Beetroot Salad w/ Yogurt Dressing
Did you know that not all beetroots were round? Some are elongated, not only that but they come in several colours, white, golden yellow and all shades of red with the darkest being purple.
Though fascinating as it is, there is more, their taste vary too. Sadly in the shops when beetroots are found they are red, round and pickled. So it's a matter of hunting markets or use your power of suggestions on friends with an allotment.

Personally, it's until I tasted fresh beetroots that I started to like them as I find the pickled ones rather unpleasant. Vacpack is possibly the best way to cook beetroots.
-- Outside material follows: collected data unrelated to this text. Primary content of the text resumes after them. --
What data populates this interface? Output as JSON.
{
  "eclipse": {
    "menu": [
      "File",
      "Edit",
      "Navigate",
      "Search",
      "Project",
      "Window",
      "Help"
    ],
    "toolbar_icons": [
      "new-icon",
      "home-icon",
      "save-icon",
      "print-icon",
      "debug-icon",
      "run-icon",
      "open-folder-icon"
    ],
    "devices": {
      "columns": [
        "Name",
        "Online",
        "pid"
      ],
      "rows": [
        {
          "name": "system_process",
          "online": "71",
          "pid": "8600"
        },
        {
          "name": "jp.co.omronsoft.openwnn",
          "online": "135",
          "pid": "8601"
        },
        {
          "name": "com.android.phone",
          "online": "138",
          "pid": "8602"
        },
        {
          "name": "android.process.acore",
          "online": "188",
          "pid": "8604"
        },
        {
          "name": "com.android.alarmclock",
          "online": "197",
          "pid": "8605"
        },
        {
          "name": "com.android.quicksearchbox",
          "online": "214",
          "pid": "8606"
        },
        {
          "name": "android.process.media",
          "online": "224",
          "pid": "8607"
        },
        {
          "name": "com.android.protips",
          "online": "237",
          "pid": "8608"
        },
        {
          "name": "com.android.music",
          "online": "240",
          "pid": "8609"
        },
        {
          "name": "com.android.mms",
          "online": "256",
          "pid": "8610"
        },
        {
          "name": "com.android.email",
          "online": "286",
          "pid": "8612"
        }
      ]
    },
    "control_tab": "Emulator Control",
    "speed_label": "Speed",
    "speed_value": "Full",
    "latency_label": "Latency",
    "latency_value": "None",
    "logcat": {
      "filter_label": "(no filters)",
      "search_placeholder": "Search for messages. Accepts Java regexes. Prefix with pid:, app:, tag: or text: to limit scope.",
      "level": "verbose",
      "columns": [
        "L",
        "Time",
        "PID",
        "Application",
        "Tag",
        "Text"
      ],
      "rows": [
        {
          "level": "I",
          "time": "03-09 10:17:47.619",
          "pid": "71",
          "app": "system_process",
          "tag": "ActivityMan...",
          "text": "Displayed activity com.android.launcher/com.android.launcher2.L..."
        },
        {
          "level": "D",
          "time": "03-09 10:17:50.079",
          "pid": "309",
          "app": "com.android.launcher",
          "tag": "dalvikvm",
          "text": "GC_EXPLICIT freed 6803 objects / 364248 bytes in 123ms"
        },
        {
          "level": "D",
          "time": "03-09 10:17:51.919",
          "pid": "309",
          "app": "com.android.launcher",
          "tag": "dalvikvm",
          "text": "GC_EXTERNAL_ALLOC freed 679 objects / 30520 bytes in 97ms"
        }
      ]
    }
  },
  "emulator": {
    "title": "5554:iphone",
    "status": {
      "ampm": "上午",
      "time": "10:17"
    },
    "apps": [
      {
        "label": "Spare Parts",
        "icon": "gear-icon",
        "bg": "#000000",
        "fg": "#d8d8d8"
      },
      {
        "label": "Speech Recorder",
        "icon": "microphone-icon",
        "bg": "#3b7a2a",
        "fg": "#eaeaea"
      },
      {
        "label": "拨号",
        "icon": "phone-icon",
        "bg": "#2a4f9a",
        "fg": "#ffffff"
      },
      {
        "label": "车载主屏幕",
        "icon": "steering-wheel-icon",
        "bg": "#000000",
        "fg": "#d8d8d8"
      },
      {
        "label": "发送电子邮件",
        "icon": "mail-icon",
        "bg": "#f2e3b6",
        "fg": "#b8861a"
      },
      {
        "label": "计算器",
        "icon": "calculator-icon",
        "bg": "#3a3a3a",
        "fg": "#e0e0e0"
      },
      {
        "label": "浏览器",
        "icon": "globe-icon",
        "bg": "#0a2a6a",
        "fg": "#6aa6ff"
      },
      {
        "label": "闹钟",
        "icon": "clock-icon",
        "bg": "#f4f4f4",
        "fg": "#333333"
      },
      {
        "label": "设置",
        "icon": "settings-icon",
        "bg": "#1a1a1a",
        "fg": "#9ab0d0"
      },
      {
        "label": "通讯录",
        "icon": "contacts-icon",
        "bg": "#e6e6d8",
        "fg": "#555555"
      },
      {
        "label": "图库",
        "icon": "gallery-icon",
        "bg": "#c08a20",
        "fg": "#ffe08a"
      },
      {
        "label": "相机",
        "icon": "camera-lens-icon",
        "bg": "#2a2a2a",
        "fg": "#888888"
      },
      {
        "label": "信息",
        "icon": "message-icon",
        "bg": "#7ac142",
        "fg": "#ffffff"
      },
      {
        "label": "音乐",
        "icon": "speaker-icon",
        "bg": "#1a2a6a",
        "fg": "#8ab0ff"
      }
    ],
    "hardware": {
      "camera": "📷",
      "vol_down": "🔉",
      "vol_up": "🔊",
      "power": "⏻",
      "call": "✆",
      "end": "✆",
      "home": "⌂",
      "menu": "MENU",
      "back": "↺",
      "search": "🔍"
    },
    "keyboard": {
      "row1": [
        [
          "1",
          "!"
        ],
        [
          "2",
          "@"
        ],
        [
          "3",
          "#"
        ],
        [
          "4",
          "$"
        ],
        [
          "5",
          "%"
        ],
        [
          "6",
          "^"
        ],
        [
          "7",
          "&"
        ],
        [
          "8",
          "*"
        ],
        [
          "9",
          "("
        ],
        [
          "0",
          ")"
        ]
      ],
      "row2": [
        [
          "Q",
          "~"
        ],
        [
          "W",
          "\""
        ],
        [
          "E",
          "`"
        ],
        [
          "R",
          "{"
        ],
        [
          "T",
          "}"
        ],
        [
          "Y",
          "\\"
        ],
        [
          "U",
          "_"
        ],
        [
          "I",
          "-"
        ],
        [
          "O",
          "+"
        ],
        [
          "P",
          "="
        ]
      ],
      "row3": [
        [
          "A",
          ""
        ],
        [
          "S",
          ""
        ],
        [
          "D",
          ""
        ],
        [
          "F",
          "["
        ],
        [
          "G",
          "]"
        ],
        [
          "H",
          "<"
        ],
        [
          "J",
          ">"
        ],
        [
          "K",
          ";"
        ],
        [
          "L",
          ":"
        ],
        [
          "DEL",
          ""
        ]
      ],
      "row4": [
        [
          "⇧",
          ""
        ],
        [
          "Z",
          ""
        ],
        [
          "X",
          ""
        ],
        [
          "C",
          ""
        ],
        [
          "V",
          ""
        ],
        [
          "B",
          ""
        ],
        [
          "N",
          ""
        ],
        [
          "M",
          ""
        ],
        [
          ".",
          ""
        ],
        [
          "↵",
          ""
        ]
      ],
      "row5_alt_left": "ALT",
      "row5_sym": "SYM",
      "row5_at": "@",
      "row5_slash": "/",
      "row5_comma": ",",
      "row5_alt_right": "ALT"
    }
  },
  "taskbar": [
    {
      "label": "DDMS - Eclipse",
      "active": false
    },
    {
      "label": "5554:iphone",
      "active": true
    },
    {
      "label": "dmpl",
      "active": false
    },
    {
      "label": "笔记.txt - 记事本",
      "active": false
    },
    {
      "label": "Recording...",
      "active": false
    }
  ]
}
I boil them until soft rather than oven cook them. It might be a crime but somehow it's quicker. The trick is to make sure not to pierce the skin and to leave 6cms of tail and leaves so that the roots don't bleed.

Once cooked, let them cool and delicately push the skin away from the root, slice, season and serve with a dressing. Yogurt dressing is the best for this dish
Simple Yogurt Dressing for Beetroot Salad
  • 250ml natural yogurt

  • 2 tsp cumin seeds, roughly ground

  • 1 clove garlic, crushed

  • Sea salt and freshly ground pepper (white is best, black is fine)
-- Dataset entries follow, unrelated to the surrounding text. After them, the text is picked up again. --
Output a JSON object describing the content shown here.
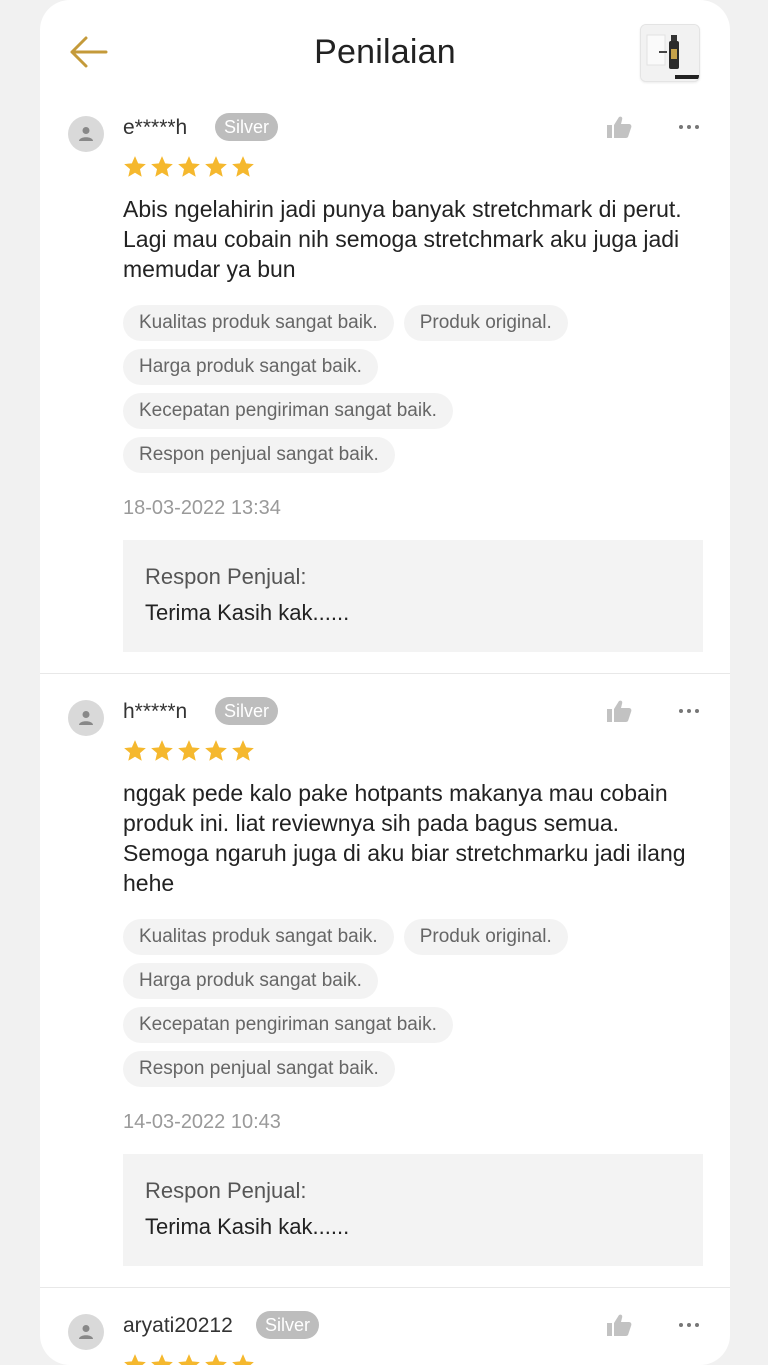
{
  "header": {
    "title": "Penilaian"
  },
  "colors": {
    "accent": "#c49a3a",
    "star": "#f5b82e",
    "badge": "#bdbdbd"
  },
  "icons": {
    "back": "arrow-left-icon",
    "like": "thumb-up-icon",
    "more": "ellipsis-icon",
    "avatar": "person-icon",
    "star": "star-icon"
  },
  "reviews": [
    {
      "username": "e*****h",
      "badge": "Silver",
      "rating": 5,
      "text": "Abis ngelahirin jadi punya banyak stretchmark di perut. Lagi mau cobain nih semoga stretchmark aku juga jadi memudar ya bun",
      "tags": [
        "Kualitas produk sangat baik.",
        "Produk original.",
        "Harga produk sangat baik.",
        "Kecepatan pengiriman sangat baik.",
        "Respon penjual sangat baik."
      ],
      "date": "18-03-2022 13:34",
      "seller_label": "Respon Penjual:",
      "seller_text": "Terima Kasih kak......"
    },
    {
      "username": "h*****n",
      "badge": "Silver",
      "rating": 5,
      "text": "nggak pede kalo pake hotpants makanya mau cobain produk ini. liat reviewnya sih pada bagus semua. Semoga ngaruh juga di aku biar stretchmarku jadi ilang hehe",
      "tags": [
        "Kualitas produk sangat baik.",
        "Produk original.",
        "Harga produk sangat baik.",
        "Kecepatan pengiriman sangat baik.",
        "Respon penjual sangat baik."
      ],
      "date": "14-03-2022 10:43",
      "seller_label": "Respon Penjual:",
      "seller_text": "Terima Kasih kak......"
    },
    {
      "username": "aryati20212",
      "badge": "Silver",
      "rating": 5
    }
  ]
}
    Mix all the ingredients together, it's as simple as that. If you have the time, let the sauce to infuse but that is not highly necessary.

    Saturday, 26 July 2014

    Cake Pops and Cupcakes


    Baking is proving an endless source of fascination: not only bakers demonstrate a wealth of creativity, produce beautiful goods  which we crave for but the world of baking is proving as vicious as that of the Bolshoi.
    Take cupcakes. They were around for ever, ignored and languishing on shop shells, when suddenly, they enjoyed a revival with a little bit of help from "Sex and the City". The whole story is reveal in this extremely well crafted article of  New York by Adam Sternbergh.
    For a while, everyone thought that cupcakes will reign supreme for a long time and the myriad of contenders would never dethrone them until the beginning of this month, when the craze started to peter out.
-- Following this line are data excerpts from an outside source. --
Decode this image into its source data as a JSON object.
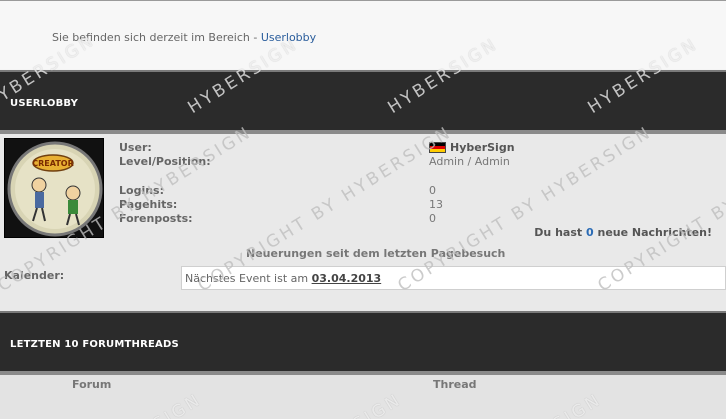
{
  "breadcrumb": {
    "prefix": "Sie befinden sich derzeit im Bereich -",
    "current": "Userlobby"
  },
  "userlobby": {
    "title": "USERLOBBY",
    "labels": {
      "user": "User:",
      "level": "Level/Position:",
      "logins": "Logins:",
      "pagehits": "Pagehits:",
      "forenposts": "Forenposts:"
    },
    "values": {
      "user": "HyberSign",
      "level": "Admin / Admin",
      "logins": "0",
      "pagehits": "13",
      "forenposts": "0"
    },
    "messages": {
      "prefix": "Du hast",
      "count": "0",
      "suffix": "neue Nachrichten!"
    },
    "news_title": "Neuerungen seit dem letzten Pagebesuch",
    "calendar": {
      "label": "Kalender:",
      "text": "Nächstes Event ist am",
      "date": "03.04.2013"
    },
    "avatar_caption": "CREATOR"
  },
  "threads": {
    "title": "LETZTEN 10 FORUMTHREADS",
    "col_forum": "Forum",
    "col_thread": "Thread"
  },
  "watermark": {
    "copyright": "COPYRIGHT BY HYBERSIGN",
    "sign": "HYBERSIGN",
    "sign_short": "SIGN"
  }
}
    To everyone amazement, a New York based cupcake shop and one of the major player "Crumbs Bake Shop" closed suddenly all its stores.This leaves Cake Pops with a chance to be the next cupcake.

    My money is on this moist center cakey bite. After all, it decorates as well, if not better than cupcakes. It is smaller therefore should contain less calories and with a few tips, it is not very difficult to make at home. If you use cake left overs it can be very economical.
    So what do you need to know before you start?
    Tip 1: To bind the cake mixture, use cream cheese, it's lower in fat than most recommended addition.
    Tip 2: Make sure that your pops are small enough, if you have a melon scoop use it to get all cakes equal in size.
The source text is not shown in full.